Nie mogę docenić jak niesamowicie odnowiłeś dzisiaj dla nas dom, bez względu na to, jak pięknie te cztery ściany wyglądają dla Ciebie, mnie one zamykają.

Przykro mi mężu, kocham cię tak bardzo i postaram się być żonką ponownie. Jutro.”

W punkt?! Ostatnio Hall kontynuowała swoją passę bycia przykładem matki dla nas wszystkich, zachęcając kobiety aby kochały swoje ciała, dokładnie takie, jakimi są teraz. W nowym poście napisała:

„Jest brzydka,
Klnie,
Zjada ciastko!!
Ma przeszłość i jest właścicielką tego gó*na,
Jest chuda, krzywa, zwiotczała, najbardziej umięśniona i kocha to.
Bo jest królową”

szczere-slowa-matki-na-facebooku-3

„Kochaj siebie tak, jak chcesz aby córki, siostrzenice czy dzieci przyjaciół kochały siebie” – kontynuowała.
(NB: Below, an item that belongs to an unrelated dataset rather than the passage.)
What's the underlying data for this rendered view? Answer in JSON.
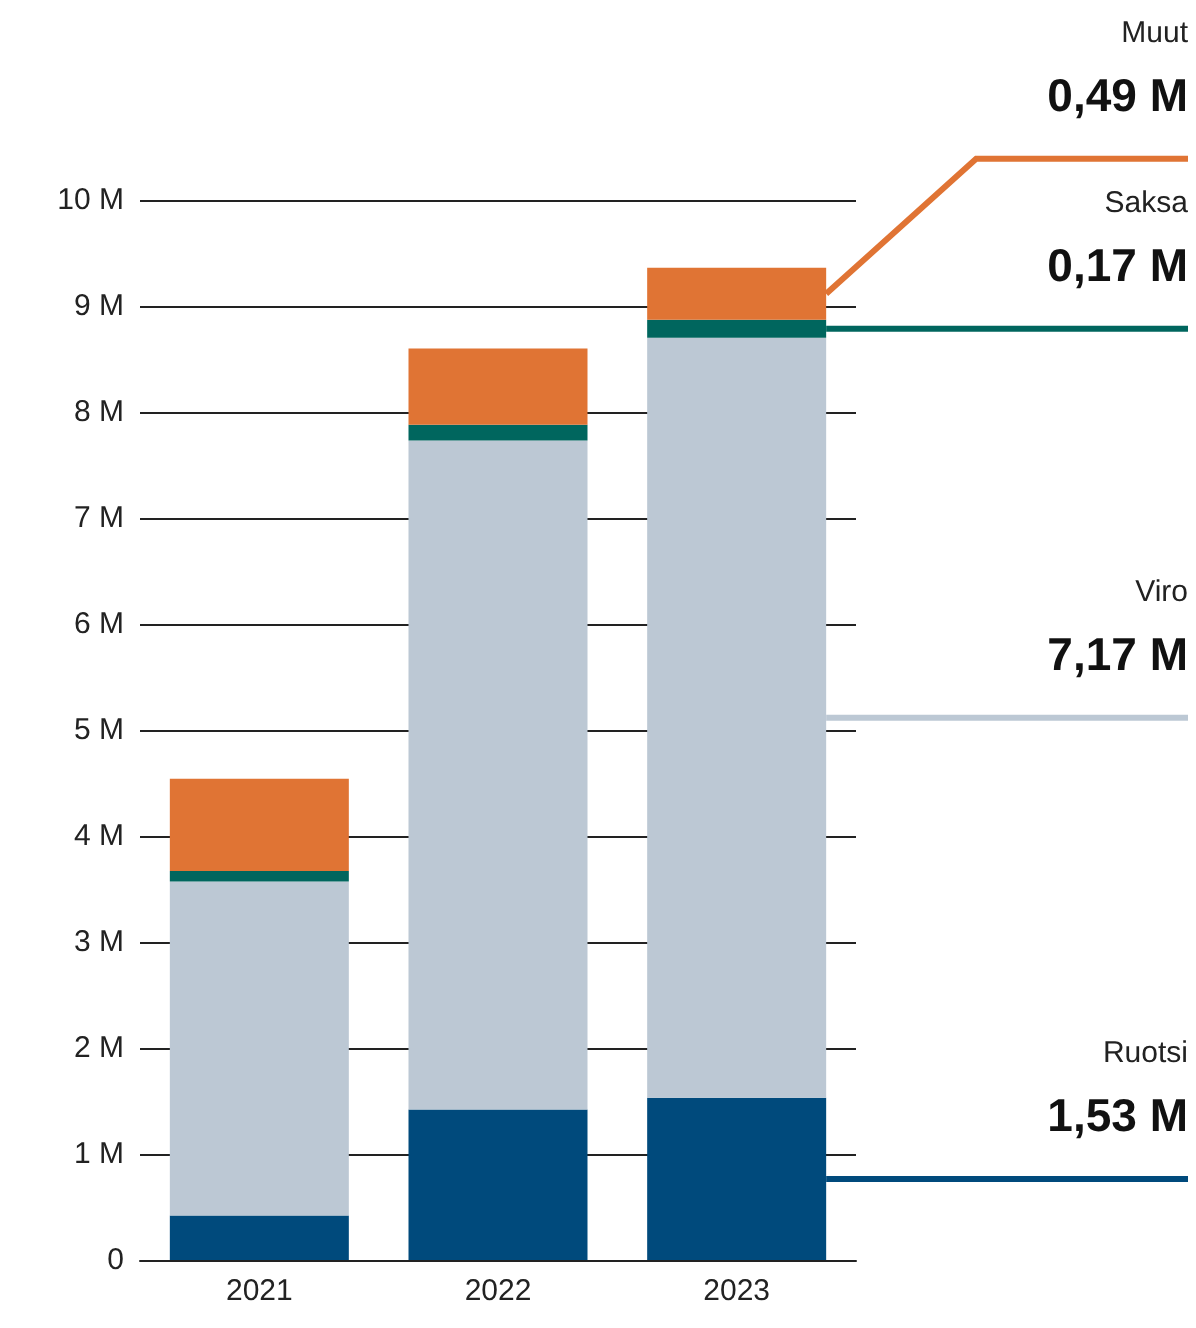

Wyzwała kobiety – kobiety, którym powiedziano, że są „zbyt stare, chude, grube, że miały zbyt wiele dzieci, czy też nie są pewne siebie, lub z jakiegokolwiek innego powodu czuły się tak, jakby nie zasługiwały na to aby kochać swoje ciało lub samych siebie”- aby umieszczały swoje zdjęcia z hashtagiem #jakkrólowa (oryg. #likeaqueen).

A gdy już to zrobią?

„Usiądźcie, napijcie się i słuchajcie królewskich wibracji płynących z kieliszka szampana”  – mówi Hall. „Ponieważ nasze królewskie ciała zasługują na znacznie więcej.”

Cóż, cholera. Myślę, że apel Hall, poza tym, że jest niesamowity, został świetnie podsumowany przez jeden komentarz, który łączy zarówno niedowierzanie i respekt: „Jak możesz pisać rzeczy, o których myślałam, że nie powinno się mówić?”

Dokładnie.

Być może wszystko to co mówi ta mama, mówi za nas wszystkie.